Embedding any browser to applications on any OS is going to have OS specific ways, no matter what. You have a very good point about Torque taking over user input and rendering paths. I now see the perils in such a project.
#7
10/03/2005 (2:48 am)
ActiveX is dangerous.

Ari
"Got root?"
#8
10/03/2005 (8:14 am)
Thanks guys, very good overview there.

Note I'm Windows-only but Ben, point taken that the usual Win way of doing this would fight with Torque.

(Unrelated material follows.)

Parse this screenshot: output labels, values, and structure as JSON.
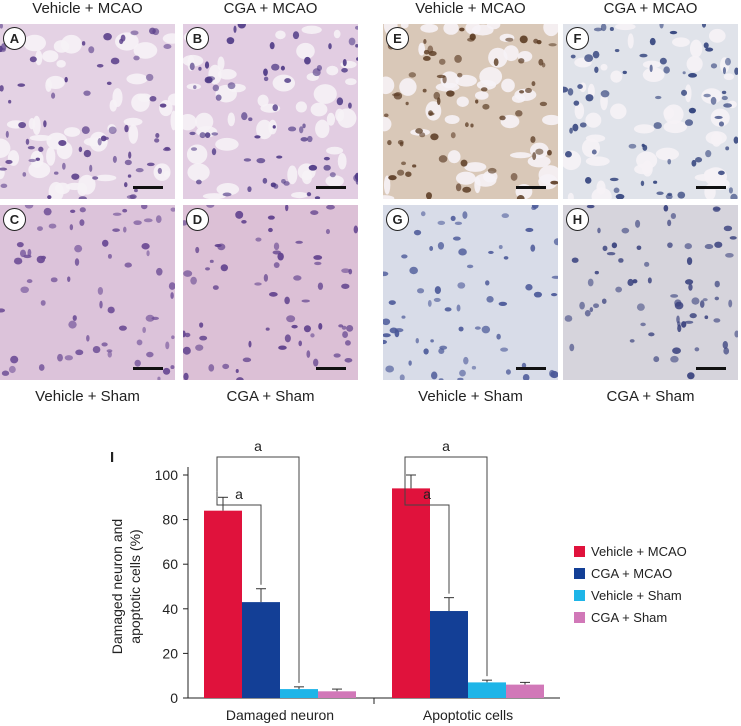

I've got a solution in mind that would actually allow me to embed any mouse-driven application and pass it mouse events, but it's not pretty.

Due to some work I did on a 3D shell for Windows (hmm... must be time for a Torque port...) I've got a fairly elegant way to capture any application window as a memory bitmap. Essentially a create-HBITMAP-given-HWND method.

I could add code to Torque to do this capture, and write a gui control that spawns whatever external app is required, keeps it hidden, renders the captured texture and passes mouse events through to the hidden app.

Not elegant, definately Windows-only, but may meet my needs. I'm going to play. The question is the performance I can get.

I realise this is a hack... but it's my hack, dammit :)

Although I guess if I'm going to do that I could just spawn a menuless/toolbarless browser over the top of the game! Actually, anyone got any tips to let me spawn an app and focus it (while the game's in fullscreen mode) while preventing the mode change back to desktop resolution?